We (the residents and community groups) can try to engage decision makers with our own plans and sometimes this will lead to great community-led projects being realised but only if we engage with their processes – ‘we can help you wind your way through these (inefficient, exhausting and at times, expensive) processes but sorry, we can’t engage with solutions for making the processes better – that’s not how things are done.’

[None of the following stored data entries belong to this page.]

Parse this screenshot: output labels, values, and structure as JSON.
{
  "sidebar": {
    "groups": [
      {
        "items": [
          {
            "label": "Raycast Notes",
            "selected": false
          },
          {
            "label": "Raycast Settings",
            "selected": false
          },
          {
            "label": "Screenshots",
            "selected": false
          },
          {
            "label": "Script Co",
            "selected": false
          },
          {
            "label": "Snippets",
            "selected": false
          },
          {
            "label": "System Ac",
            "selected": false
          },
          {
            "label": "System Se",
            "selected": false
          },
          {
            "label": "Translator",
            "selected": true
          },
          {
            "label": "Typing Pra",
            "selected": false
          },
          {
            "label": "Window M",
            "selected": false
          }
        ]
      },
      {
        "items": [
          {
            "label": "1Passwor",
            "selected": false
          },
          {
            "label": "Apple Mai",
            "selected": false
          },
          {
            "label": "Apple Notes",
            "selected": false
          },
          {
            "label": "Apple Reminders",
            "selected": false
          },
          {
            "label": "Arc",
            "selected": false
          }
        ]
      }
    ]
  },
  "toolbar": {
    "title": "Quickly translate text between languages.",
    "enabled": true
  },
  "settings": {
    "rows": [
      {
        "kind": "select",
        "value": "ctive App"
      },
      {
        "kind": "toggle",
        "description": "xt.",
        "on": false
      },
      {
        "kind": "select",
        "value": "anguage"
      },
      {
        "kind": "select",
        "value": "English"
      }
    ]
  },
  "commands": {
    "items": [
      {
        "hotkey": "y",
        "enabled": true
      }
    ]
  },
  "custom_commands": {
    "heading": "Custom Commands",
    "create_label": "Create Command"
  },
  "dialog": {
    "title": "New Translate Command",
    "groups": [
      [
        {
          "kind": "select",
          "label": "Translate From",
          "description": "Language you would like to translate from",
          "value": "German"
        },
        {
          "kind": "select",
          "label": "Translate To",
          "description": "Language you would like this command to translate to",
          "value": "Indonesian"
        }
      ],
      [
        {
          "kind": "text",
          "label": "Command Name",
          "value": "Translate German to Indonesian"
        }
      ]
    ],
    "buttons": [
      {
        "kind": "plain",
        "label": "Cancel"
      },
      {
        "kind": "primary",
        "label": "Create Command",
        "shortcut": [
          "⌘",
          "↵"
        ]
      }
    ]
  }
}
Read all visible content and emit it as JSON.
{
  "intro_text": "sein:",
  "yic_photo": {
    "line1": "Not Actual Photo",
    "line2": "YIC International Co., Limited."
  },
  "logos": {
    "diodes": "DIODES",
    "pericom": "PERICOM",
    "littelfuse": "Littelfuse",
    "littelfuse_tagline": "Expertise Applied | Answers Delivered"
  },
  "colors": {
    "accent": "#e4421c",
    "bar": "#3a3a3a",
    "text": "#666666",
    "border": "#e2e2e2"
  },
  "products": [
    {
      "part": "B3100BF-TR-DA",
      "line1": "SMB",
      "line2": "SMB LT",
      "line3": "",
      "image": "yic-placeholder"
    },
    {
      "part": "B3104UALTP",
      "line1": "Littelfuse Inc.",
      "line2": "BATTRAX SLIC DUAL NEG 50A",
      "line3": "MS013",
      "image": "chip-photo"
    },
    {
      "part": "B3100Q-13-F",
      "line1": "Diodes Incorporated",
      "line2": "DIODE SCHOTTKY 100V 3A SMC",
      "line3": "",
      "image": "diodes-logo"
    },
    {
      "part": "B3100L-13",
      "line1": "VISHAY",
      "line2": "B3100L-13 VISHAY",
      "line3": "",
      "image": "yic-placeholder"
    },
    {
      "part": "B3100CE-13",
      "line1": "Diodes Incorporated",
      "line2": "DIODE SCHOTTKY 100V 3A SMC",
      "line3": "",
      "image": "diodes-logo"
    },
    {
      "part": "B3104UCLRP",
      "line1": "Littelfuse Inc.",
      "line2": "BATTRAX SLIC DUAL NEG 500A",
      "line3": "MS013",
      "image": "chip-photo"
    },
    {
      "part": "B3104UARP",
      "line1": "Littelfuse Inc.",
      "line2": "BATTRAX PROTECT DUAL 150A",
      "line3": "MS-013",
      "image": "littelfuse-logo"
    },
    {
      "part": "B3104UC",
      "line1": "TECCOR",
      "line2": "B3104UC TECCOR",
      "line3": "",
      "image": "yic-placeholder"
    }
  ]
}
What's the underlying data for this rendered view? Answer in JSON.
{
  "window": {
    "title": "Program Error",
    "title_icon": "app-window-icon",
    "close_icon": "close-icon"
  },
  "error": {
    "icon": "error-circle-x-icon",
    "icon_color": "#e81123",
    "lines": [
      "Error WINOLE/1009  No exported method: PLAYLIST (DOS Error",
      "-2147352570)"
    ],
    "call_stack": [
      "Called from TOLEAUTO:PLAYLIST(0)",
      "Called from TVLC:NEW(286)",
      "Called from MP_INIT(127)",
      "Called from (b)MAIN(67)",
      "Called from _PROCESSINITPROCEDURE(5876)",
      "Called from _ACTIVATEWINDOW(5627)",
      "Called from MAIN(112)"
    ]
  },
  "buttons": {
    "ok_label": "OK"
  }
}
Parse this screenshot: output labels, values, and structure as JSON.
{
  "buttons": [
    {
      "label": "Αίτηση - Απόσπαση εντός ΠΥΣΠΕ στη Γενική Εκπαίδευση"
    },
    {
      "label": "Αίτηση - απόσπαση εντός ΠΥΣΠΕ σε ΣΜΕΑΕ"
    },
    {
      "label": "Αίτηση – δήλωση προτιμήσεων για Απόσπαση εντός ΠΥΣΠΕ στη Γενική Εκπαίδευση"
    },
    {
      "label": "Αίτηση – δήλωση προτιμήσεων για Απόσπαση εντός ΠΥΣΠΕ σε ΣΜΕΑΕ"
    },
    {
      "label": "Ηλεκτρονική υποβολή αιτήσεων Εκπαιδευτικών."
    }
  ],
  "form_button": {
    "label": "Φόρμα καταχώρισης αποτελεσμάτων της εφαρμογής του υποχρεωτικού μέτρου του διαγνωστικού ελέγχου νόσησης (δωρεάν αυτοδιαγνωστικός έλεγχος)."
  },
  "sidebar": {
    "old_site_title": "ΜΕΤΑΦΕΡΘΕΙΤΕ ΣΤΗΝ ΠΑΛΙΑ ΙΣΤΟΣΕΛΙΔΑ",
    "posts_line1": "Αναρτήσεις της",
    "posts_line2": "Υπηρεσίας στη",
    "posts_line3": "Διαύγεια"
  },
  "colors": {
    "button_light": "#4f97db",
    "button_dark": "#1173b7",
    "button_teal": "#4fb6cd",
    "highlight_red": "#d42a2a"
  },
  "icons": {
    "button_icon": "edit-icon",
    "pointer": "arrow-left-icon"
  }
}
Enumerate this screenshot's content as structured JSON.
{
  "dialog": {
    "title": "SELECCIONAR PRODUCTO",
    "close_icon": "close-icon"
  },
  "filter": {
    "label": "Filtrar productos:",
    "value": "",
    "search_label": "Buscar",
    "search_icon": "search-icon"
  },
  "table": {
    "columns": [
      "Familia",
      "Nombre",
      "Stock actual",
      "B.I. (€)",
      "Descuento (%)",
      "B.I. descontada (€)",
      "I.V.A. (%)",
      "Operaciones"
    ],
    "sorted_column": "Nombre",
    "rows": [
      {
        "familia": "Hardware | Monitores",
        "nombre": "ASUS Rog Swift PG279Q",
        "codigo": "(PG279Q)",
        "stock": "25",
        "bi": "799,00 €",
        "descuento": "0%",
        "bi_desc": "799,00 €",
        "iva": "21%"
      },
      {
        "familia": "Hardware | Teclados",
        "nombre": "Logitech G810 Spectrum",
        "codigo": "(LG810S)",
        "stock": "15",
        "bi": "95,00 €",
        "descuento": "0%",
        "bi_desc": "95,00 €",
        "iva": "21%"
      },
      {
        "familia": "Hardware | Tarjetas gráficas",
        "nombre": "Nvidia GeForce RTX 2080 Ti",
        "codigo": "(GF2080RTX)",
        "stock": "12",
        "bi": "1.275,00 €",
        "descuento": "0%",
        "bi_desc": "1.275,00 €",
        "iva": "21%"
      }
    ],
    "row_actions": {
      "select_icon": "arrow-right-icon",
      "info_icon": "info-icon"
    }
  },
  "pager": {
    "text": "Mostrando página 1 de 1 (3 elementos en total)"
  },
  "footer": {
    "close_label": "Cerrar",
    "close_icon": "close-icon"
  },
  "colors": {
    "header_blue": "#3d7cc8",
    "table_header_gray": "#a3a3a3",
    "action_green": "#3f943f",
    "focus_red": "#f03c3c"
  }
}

Who decided that it was better to say nothing to residents; to leave silent voids rather than telling us where things are at, what things are being explored, what complications have to be overcome? This is a decision of leadership – the Waimakariri District Council doesn’t subscribe to this way of thinking. So how can one person leading a massive organisation be allowed to dictate how things will run even when the post-disaster evidence says this stance is detrimental to people’s wellbeing and to the overall recovery?
The research that informed the All Right” Campaign is a great example of people trying to be heard and acknowledged only to be dismissed by Mr Brownlee because what came out of the engagement does not suit.
Not surprisingly his response was that the survey results were ““completely contradictory” to those of the Canterbury Earthquake Recovery Authority’s (Cera) 2012 Wellbeing Survey,” (which makes us think he read the summary of CERA’s survey rather than the entire report.) Read the full Press article here http://www.google.com/url?q=http%3A%2F%2Fwww.stuff.co.nz%2Fthe-press%2Fnews%2F8549887%2FAftershock-of-depression-anger-still-felt&sa=D&sntz=1&usg=AFQjCNFm2-ZAazbX4zv4oXsNjW482u6PvA.
Even if the organisations that conducted this research handpicked the 800 most affected residents in Canterbury (which of course they didn’t), does it make it ok that they are struggling this much? Is this what Mr Brownlee means by winners and losers, highs and lows?
Mr Brownlee, you are sapping residents of hope, innovation and energy. You are systematically dismantling the will of the resident to be engaged in this recovery. This is not a team effort.
Perhaps we could publicly debate this community disaster a little more? CanCERN is not anonymous and has sent you many requests for a face to face meeting. The person most absent for the people is you, Minister.